The IRB ensures that appropriate safeguards exist to protect the rights and welfare of research subjects [45 CFR 46.111]. In fulfilling these responsibilities, the IRB reviews all the research documents and activities that bear directly on the rights and welfare of the subjects of proposed research. The application or protocol, the consent/assent document(s), research equipment form, tests, surveys, questionnaires and similar measures, and recruitment documents are examples of documents that the IRB reviews.
View IRB Procedures, Policies, and Processes

IRB Membership

IRB members are appointed by the Vice Chancellor for Research after consultation with the IRB chairs and OPRS director. IRB members serve staggered three-year terms and are responsible for being informed on all IRB policies and procedures and applicable laws and regulations. IRB members are expected to review all new cases, to review continuing cases of more than minimal risk and other cases as assigned, and to attend and vote at IRB meetings. The following requirements for the composition of an IRB are based on federal regulations (see 45CFR §46.107-108):

  • To promote complete and adequate review of research activities commonly conducted by the institution, each University of Illinois at Urbana-Champaign Institutional Review Board (IRB) shall have at least five members with varying backgrounds.
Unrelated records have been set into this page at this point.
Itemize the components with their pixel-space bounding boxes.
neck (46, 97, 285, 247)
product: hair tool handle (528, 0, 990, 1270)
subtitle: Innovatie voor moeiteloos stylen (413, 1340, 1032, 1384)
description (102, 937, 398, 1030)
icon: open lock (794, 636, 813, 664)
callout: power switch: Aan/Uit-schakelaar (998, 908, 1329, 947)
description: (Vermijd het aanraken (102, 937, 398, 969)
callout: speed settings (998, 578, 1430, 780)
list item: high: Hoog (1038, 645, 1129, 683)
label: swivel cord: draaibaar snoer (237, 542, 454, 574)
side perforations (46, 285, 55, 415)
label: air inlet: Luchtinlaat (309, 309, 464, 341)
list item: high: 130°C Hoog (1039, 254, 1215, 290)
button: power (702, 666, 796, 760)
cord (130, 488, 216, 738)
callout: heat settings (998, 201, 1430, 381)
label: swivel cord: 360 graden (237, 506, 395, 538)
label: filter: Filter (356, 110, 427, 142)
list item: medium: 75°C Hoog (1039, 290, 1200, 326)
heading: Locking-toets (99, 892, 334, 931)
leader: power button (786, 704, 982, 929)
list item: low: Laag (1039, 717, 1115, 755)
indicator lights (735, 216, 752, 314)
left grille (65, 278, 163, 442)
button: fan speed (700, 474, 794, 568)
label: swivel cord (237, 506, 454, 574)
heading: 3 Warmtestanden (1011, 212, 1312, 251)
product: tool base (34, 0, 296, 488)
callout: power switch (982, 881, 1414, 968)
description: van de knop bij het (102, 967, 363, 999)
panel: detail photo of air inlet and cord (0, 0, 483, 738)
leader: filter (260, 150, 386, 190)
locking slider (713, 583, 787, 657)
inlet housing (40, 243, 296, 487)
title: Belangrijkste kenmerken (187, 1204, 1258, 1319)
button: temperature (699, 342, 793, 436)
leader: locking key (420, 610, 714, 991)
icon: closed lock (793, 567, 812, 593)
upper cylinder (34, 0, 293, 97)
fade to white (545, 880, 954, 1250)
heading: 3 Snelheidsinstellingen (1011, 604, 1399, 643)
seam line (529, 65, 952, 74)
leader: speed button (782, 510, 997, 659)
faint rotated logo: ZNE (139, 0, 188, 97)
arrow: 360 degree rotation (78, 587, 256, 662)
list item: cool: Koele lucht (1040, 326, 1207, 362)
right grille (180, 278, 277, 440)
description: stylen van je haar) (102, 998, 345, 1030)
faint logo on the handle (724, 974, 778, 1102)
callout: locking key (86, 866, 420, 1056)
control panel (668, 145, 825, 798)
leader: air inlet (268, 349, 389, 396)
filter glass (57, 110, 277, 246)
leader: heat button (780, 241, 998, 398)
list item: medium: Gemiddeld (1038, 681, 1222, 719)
If an IRB regularly reviews research that involves a vulnerable category of subjects (such as children, pregnant women, prisoners, people with handicaps, or people with mental disabilities), consideration will be given to the inclusion of one or more individuals who are knowledgeable about and experienced in working with these subjects.
  • Every nondiscriminatory effort will be made to ensure that no IRB consists entirely of men or of women.
  • Each IRB shall include at least one member whose primary concerns are in scientific areas and at least one member whose primary concerns are in nonscientific areas.
  • Each IRB shall include at least one nonaffiliated member, who is not otherwise affiliated with the institution and who is not part of the immediate family of a person who is affiliated with the institution.
  • No IRB member may participate in the initial or continuing review of any project in which the member has a conflict of interest, except to provide information requested by the IRB.
  • An IRB may invite individuals with competence in a special area to assist in the review of issues that require expertise beyond or in addition to that available on the IRB. These individuals may not vote with the IRB.
  • When reviewing cases involving the Food and Drug Administration (FDA)-regulated articles, at least one physician must be present and eligible to vote on the case.

Federalwide Assurance

The University of Illinois at Urbana-Champaign's Federalwide Assurance number is #00008584 and expires on 08/13/2020.